Wednesday 4 January 2012

Three reasons why IPS and WAF won’t converge anytime soon

Continuing on the IPS vs WAF theme, one might consider the notion that WAF will just converge with IPS. I wanted to point out three reasons why I think this will NOT happen anytime soon. The reasons center around demand, performance, and implications, and feed into each other.

It’s akin to Chris Rock’s joke about driving a car with your feet: You can drive your car with your feet if you want to, that don’t make it a good __ idea!

1) The key reason why we won’t see IPS and WAF converge anytime soon is the associated performance implications and potential to decrease IPS security protection.

Typical IPS deployments are inline, which makes the IPS’ performance critical in order to avoid network delays. Take for instance an IPS that is ASIC-based with Deep Packet Inspection, performing inspection at wire-speed across multiple interfaces.

For an IPS, the filtering and packet inspection happens in memory through packet disassembly and analysis as the packets come through. Each packet related to a stream is tagged and the IPS compares the stream to its signatures, using the usual statistical mojo employed on these devices. The IPS is doing this for all TCP and UDP packets. Once the stream is analyzed it is discarded, most IPS perform this assembly & inspection task in parallel with multiple packets and streams.

For the IPS to work as a WAF, it now has to do extra work for the web-based streams. The IPS will now have to parse the stream, decrypt the SSL (which is another conversation entirely), normalize the HTTP portion, and process the elements inside looking for the usual battery of web threats. This also has to be done for the corresponding web server HTTP response data coming back. The IPS would then need to apply some method of learning to this traffic and reference it for future use. This entire sequence has to happen for ALL the web application traffic in parallel, without impacting all the OTHER protection the IPS is providing.

2) No market drivers: customers aren’t asking for it and no product evaluation is scoring for it!

Independent lab testing criteria is a good metric of (a) what customers are looking for in a technology, (b) broad index of what to look for during product selection, and (c) how products in a technology segment perform. I found it interesting and relevant to note that the NSS Labs criteria, and this is true of ICSA Labs as well, does not include SSL decryption as a requirement or even optional evaluation criteria. Gartner isn’t looking for it in their IPS Magic Quadrant. No SSL decryption would limit a WAF. In addition, the criteria isn’t geared toward application footprinting or analysis.

If product evaluation criteria and market forces aren’t calling for or driving toward integration, no vendor is going to develop a product that combines the two. No vendor wants their IPS product to score a 17% effectiveness in lab testing. If you applied the ICSA Lab’s WAF criteria to any IPS on the market, I dare say none would pass.

3) Typical WAF configuration lends itself to producing a much higher volume of events/detects than an IPS!

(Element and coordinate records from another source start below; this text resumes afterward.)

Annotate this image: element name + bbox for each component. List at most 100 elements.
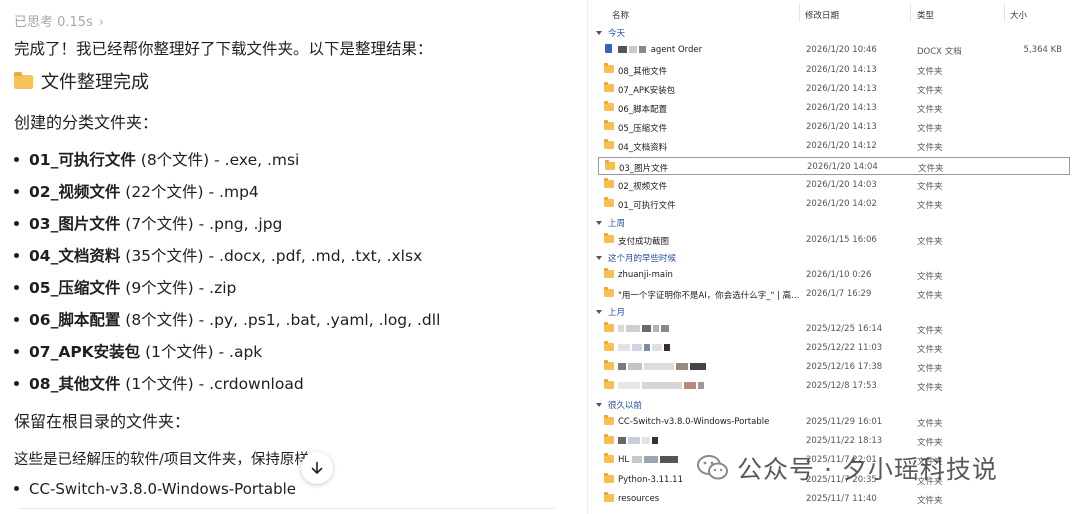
watermark: 公众号 · 夕小瑶科技说 <box>697 452 998 484</box>
folder-icon <box>604 268 614 278</box>
redacted <box>659 456 678 463</box>
group-long-ago[interactable]: 很久以前 <box>588 397 642 413</box>
list-item: 04_文档资料 (35个文件) - .docx, .pdf, .md, .txt… <box>14 244 422 266</box>
file-row[interactable]: 05_压缩文件 2026/1/20 14:13 文件夹 <box>598 118 1070 136</box>
folder-icon <box>604 287 614 297</box>
list-item: 08_其他文件 (1个文件) - .crdownload <box>14 372 304 394</box>
scroll-down-button[interactable] <box>301 452 333 484</box>
divider <box>20 508 555 509</box>
bullet <box>14 285 19 290</box>
redacted <box>653 325 659 332</box>
file-row[interactable]: "用一个字证明你不是AI，你会选什么字_" | 高... 2026/1/7 16:… <box>598 285 1070 303</box>
file-count: (22个文件) <box>125 183 204 201</box>
file-row[interactable]: 08_其他文件 2026/1/20 14:13 文件夹 <box>598 61 1070 79</box>
file-row[interactable]: zhuanji-main 2026/1/10 0:26 文件夹 <box>598 266 1070 284</box>
folder-icon <box>604 341 614 351</box>
file-date: 2025/11/7 11:40 <box>806 494 877 504</box>
file-date: 2026/1/20 14:03 <box>806 180 877 190</box>
keep-item: CC-Switch-v3.8.0-Windows-Portable <box>29 480 297 498</box>
file-ext: - .apk <box>213 343 263 361</box>
file-name: 支付成功截图 <box>618 237 670 247</box>
group-label: 这个月的早些时候 <box>608 254 677 264</box>
file-type: 文件夹 <box>917 364 943 374</box>
collapse-icon <box>596 256 602 260</box>
bullet <box>14 349 19 354</box>
file-row[interactable]: 04_文档资料 2026/1/20 14:12 文件夹 <box>598 137 1070 155</box>
column-separator[interactable] <box>1004 4 1005 22</box>
file-row[interactable]: agent Order 2026/1/20 10:46 DOCX 文档 5,36… <box>598 41 1070 59</box>
file-row[interactable]: 2025/12/16 17:38 文件夹 <box>598 358 1070 376</box>
file-row[interactable]: 2025/11/22 18:13 文件夹 <box>598 432 1070 450</box>
file-row[interactable]: 支付成功截图 2026/1/15 16:06 文件夹 <box>598 231 1070 249</box>
folder-icon <box>604 120 614 130</box>
file-name: 08_其他文件 <box>618 67 668 77</box>
column-separator[interactable] <box>799 4 800 22</box>
redacted <box>643 456 658 463</box>
file-type: 文件夹 <box>917 201 943 211</box>
group-earlier-month[interactable]: 这个月的早些时候 <box>588 250 676 266</box>
file-name: 02_视频文件 <box>618 182 668 192</box>
redacted <box>652 344 662 351</box>
file-date: 2026/1/15 16:06 <box>806 235 877 245</box>
redacted <box>626 325 640 332</box>
file-name: 04_文档资料 <box>618 143 668 153</box>
column-header-size[interactable]: 大小 <box>1010 9 1027 21</box>
keep-label: 保留在根目录的文件夹： <box>14 412 191 431</box>
file-type: 文件夹 <box>917 237 943 247</box>
bullet <box>14 317 19 322</box>
thinking-toggle[interactable]: 已思考 0.15s › <box>14 11 104 30</box>
file-row[interactable]: 2025/12/22 11:03 文件夹 <box>598 339 1070 357</box>
redacted <box>642 437 650 444</box>
folder-icon <box>604 492 614 502</box>
file-row[interactable]: 02_视频文件 2026/1/20 14:03 文件夹 <box>598 176 1070 194</box>
file-row[interactable]: 2025/12/25 16:14 文件夹 <box>598 320 1070 338</box>
file-type: 文件夹 <box>917 438 943 448</box>
redacted <box>642 382 682 389</box>
file-type: 文件夹 <box>917 291 943 301</box>
file-row[interactable]: 2025/12/8 17:53 文件夹 <box>598 377 1070 395</box>
file-type: 文件夹 <box>917 124 943 134</box>
wechat-logo-icon <box>697 455 728 480</box>
folder-icon <box>604 379 614 389</box>
file-type: 文件夹 <box>917 419 943 429</box>
redacted <box>618 382 640 389</box>
redacted <box>618 325 624 332</box>
collapse-icon <box>596 403 602 407</box>
arrow-down-icon <box>311 461 323 474</box>
file-date: 2025/11/29 16:01 <box>806 417 883 427</box>
redacted <box>644 363 674 370</box>
file-row[interactable]: CC-Switch-v3.8.0-Windows-Portable 2025/11… <box>598 413 1070 431</box>
file-date: 2026/1/20 14:04 <box>807 162 878 172</box>
file-name-redacted <box>618 436 660 446</box>
file-type: 文件夹 <box>917 143 943 153</box>
column-separator[interactable] <box>910 4 911 22</box>
list-item: 06_脚本配置 (8个文件) - .py, .ps1, .bat, .yaml,… <box>14 308 440 330</box>
column-header-name[interactable]: 名称 <box>612 9 629 21</box>
file-row-selected[interactable]: 03_图片文件 2026/1/20 14:04 文件夹 <box>598 157 1070 175</box>
file-name-redacted <box>618 343 672 353</box>
file-row[interactable]: 01_可执行文件 2026/1/20 14:02 文件夹 <box>598 195 1070 213</box>
file-name-redacted <box>618 324 671 334</box>
file-row[interactable]: 07_APK安装包 2026/1/20 14:13 文件夹 <box>598 80 1070 98</box>
group-last-week[interactable]: 上周 <box>588 215 625 231</box>
file-count: (1个文件) <box>145 343 214 361</box>
file-date: 2025/11/22 18:13 <box>806 436 883 446</box>
folder-name: 05_压缩文件 <box>29 279 121 297</box>
file-type: 文件夹 <box>917 383 943 393</box>
folder-name: 03_图片文件 <box>29 215 121 233</box>
redacted <box>676 363 688 370</box>
file-row[interactable]: resources 2025/11/7 11:40 文件夹 <box>598 490 1070 508</box>
file-row[interactable]: 06_脚本配置 2026/1/20 14:13 文件夹 <box>598 99 1070 117</box>
file-ext: - .crdownload <box>193 375 304 393</box>
column-header-date[interactable]: 修改日期 <box>805 9 839 21</box>
file-type: 文件夹 <box>917 326 943 336</box>
redacted <box>652 437 658 444</box>
file-type: DOCX 文档 <box>917 47 962 57</box>
folder-icon <box>604 473 614 483</box>
group-last-month[interactable]: 上月 <box>588 304 625 320</box>
group-label: 今天 <box>608 29 626 39</box>
file-name: 05_压缩文件 <box>618 124 668 134</box>
group-today[interactable]: 今天 <box>588 25 625 41</box>
redacted <box>684 382 696 389</box>
column-header-type[interactable]: 类型 <box>917 9 934 21</box>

An IPS performing WAF duties would likely not provide identical coverage of a dedicated WAF, so there would be even more events / detects generated with the IPS because the vendor is going to ensure their solution identifies as many threats as possible. Each event has to be stored and likely alerted to another system. Alerting is not a trivial task on any platform and web session event data is more resource intensive to store and forward than a typical IPS network event.

For anyone who hasn’t managed or monitored a WAF deployed in a high traffic environment or even a custom web application environment, let’s just say that the Positive Security model of a WAF is very chatty. The log and alert data contain the HTTP elements relevant to the event/detect, like HTML form elements, HTTP method, URL, Response Code, etc. After all, just like an IPS, on a WAF we typically block what we know is bad and alert on anything we aren’t 100% sure about for further analysis by a human.

Wrap-upThe overhead associated with the inspecting web sessions and processing the resulting event volume is enough to tax most dedicated WAF hardware, but to implement this same amount of workload on an IPS that is having to work at wire-speed, protecting ALL network traffic, is likely to degrade the IPS performance and jeopardize security protection.